Yesterday, property developer Nakheel was ordered to pay $3 million (Dh11million) in damages to its former chief executive. Chris O'Donnell sued the company, saying it had not paid him incentives and entitlements in accordance with his contract.
The verdict is a milestone for the Dubai International Financial Centre courts, set up under a 2004 law to solve financial disputes in compliance with world standards.
Mr O'Donnell sued in June, meaning his case was settled in eight months - an uncharacteristically rapid result. Such certainty and efficiency would be welcome in all of the UAE's courts, where victims of work accidents, for example, can wait years before judges issue a verdict.
Legal battles are typically long and costly in this country. Aside from the fees paid to lawyers, a court requires 4 per cent of the total amount sought in any dispute as a fee - to a maximum of Dh20,000. And each time you appeal against a verdict, you must pay 2 per cent unless you win, in which case fees are paid by the losing party. Time, money and effort makes many people reluctant to go to court at all. Such barriers often work in favour of the party with the deeper pockets.
But even if the sum at stake is deemed worth it, many are reluctant to pursue their rights for other reasons.

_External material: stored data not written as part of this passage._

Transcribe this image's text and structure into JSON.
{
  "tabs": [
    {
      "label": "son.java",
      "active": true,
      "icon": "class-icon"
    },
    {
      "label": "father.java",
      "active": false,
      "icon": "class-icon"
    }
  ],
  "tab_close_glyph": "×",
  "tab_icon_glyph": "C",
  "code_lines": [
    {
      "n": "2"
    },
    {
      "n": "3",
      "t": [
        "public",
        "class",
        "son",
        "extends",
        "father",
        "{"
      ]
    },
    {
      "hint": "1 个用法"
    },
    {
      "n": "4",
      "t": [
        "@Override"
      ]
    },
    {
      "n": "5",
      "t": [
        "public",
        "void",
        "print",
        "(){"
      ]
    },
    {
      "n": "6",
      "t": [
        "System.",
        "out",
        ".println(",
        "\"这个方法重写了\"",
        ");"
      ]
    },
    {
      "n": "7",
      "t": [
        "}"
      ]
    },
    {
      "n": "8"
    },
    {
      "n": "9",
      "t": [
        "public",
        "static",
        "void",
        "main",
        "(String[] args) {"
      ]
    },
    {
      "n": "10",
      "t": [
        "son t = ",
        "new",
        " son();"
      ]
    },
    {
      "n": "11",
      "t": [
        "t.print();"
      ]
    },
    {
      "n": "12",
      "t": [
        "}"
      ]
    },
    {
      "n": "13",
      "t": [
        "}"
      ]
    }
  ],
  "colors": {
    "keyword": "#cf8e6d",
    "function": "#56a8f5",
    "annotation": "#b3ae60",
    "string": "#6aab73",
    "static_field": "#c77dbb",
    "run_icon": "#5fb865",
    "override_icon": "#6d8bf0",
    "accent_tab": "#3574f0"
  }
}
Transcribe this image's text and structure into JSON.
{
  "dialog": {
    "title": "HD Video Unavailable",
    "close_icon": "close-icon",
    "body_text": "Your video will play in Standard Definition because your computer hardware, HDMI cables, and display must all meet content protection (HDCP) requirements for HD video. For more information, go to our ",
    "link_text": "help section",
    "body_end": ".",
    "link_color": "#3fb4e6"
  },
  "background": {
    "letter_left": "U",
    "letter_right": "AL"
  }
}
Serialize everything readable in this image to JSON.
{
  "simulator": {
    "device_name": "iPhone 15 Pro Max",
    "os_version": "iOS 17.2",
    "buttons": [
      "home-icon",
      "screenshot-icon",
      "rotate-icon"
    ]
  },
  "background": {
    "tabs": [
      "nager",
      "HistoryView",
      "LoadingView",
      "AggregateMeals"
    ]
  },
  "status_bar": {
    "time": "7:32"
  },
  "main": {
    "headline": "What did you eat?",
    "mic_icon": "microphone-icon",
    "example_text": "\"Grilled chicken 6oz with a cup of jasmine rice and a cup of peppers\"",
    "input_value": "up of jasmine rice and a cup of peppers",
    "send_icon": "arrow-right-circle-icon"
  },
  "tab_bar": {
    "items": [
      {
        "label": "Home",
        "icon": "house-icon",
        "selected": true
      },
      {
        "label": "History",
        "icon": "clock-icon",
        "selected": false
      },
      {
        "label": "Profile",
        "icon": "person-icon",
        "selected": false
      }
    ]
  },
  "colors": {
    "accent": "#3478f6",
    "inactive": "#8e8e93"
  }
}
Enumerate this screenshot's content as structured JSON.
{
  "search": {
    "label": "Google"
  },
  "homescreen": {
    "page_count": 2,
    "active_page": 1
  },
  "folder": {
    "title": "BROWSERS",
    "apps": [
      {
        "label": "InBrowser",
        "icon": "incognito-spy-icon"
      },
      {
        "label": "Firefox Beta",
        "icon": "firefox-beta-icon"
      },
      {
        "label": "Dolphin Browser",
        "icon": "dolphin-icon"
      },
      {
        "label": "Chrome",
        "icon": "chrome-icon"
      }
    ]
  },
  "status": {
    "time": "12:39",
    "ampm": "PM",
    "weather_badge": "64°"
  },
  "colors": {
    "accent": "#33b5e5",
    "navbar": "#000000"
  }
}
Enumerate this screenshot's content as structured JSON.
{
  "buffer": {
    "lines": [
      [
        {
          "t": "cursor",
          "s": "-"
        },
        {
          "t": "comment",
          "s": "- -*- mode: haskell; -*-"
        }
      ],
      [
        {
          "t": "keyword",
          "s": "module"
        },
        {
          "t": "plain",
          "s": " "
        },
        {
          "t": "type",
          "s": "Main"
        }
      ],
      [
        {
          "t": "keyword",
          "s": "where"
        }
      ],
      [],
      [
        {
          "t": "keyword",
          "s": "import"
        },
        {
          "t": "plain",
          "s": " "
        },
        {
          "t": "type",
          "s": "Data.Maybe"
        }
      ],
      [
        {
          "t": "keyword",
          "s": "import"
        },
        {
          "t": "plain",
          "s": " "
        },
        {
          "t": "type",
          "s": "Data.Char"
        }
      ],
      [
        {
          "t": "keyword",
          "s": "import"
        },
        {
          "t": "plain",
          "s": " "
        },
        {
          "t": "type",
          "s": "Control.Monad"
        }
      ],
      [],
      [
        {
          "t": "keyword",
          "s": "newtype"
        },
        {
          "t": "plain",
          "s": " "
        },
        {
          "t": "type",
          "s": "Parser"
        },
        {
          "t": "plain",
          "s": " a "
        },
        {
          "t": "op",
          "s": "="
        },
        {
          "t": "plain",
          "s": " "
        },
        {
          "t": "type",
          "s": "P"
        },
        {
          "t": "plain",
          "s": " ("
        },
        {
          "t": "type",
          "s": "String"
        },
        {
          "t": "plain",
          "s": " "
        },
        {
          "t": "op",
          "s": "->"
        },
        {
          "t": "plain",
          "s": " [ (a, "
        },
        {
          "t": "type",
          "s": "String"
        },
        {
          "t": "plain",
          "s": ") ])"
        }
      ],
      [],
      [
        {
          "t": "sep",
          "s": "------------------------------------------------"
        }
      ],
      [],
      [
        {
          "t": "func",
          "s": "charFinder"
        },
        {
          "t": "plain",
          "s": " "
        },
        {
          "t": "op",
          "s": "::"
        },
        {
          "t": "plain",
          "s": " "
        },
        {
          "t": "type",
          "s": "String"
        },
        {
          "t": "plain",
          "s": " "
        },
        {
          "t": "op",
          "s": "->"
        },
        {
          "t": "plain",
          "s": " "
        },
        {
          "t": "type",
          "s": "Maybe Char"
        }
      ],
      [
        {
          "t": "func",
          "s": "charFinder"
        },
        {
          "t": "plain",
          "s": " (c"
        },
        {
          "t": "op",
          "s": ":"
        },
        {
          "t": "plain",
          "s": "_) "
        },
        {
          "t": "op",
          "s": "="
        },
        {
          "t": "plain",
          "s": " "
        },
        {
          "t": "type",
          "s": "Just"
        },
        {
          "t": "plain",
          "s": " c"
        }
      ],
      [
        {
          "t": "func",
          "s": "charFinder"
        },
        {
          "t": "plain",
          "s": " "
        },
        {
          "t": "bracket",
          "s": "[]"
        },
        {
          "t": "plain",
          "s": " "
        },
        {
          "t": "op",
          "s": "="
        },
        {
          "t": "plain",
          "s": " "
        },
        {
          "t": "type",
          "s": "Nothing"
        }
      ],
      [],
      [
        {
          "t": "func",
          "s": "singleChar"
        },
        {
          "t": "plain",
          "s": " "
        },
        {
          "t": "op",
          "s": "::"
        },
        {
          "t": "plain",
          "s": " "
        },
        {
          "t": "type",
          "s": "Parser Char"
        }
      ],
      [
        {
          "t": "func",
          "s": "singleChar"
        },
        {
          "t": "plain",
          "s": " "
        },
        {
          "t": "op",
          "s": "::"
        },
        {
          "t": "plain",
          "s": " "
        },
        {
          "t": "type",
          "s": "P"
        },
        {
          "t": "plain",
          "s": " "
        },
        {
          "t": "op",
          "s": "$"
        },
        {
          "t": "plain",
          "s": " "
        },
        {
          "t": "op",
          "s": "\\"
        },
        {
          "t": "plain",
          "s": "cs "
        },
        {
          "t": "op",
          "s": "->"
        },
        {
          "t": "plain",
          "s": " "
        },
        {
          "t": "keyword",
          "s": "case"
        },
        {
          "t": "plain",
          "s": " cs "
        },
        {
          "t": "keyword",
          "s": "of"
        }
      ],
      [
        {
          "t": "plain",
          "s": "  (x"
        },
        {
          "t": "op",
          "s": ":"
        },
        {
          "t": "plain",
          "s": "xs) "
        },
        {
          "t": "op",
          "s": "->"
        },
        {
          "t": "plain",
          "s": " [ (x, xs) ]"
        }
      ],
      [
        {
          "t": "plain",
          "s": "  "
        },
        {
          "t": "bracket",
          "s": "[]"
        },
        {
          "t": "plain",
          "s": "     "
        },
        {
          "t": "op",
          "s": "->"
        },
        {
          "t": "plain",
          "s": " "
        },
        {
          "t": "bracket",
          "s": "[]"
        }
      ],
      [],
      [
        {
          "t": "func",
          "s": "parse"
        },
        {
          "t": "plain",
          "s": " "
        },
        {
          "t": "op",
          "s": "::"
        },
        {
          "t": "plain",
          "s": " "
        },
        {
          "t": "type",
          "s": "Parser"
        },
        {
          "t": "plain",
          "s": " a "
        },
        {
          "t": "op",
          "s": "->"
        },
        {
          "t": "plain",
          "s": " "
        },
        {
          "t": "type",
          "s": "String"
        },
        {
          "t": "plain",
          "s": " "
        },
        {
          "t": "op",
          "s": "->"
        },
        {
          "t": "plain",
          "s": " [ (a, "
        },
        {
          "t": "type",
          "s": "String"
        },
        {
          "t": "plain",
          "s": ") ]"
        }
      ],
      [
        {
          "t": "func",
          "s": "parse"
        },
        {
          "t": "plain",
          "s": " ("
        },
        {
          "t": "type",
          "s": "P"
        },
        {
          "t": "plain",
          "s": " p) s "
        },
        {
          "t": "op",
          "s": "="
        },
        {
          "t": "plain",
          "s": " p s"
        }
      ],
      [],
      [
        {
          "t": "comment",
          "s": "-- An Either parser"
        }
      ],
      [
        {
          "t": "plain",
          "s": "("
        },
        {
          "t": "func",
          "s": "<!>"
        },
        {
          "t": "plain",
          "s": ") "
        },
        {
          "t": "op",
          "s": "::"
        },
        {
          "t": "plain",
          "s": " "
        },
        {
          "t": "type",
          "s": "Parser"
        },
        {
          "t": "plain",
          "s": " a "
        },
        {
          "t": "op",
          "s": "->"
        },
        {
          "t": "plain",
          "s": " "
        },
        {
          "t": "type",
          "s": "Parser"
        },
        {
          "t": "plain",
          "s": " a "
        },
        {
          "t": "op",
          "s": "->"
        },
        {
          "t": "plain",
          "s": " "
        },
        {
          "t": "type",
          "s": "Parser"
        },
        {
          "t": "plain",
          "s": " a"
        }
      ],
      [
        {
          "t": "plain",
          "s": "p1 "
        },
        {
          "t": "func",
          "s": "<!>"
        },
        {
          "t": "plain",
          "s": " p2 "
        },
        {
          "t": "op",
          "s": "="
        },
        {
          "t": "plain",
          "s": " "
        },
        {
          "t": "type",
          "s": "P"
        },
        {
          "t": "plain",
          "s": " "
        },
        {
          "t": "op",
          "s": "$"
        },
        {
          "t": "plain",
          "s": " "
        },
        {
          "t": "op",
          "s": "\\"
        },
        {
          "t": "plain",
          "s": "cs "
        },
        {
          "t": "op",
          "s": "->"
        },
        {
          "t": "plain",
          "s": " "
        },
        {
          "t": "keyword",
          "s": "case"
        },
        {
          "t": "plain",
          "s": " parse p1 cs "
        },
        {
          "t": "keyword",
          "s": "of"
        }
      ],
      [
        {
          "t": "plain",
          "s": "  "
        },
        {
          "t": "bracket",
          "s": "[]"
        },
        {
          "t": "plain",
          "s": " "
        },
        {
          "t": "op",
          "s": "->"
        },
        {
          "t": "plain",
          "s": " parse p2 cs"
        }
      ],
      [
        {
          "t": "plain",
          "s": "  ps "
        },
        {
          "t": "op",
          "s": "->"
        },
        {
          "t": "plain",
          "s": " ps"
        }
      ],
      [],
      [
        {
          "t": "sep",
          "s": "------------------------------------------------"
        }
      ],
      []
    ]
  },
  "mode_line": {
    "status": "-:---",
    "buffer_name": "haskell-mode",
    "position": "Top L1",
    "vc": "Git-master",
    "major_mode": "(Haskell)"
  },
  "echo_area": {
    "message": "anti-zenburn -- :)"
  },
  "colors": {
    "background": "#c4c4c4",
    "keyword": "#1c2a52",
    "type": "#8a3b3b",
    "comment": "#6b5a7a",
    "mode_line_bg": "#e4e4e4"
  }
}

There is a common perception that legal cases against government or semi-government companies are "doomed" to fail. That is why many people prefer to wait for promises to be fulfilled, or simply to give in, rather than seek redress in the courts. In one case, an expatriate who paid Dh180,000 for an investment with a subcontractor with Nakheel told The National he would not file a lawsuit because he had been told it would be "futile".
Such perceptions will not change until positive examples outweigh the horror stories. Yesterday's verdict at the DIFC moves the country in that direction and offers a model for how it can be done in other jurisdictions.
Justice is not a privilege for those who can hire strong lawyers or afford high fees.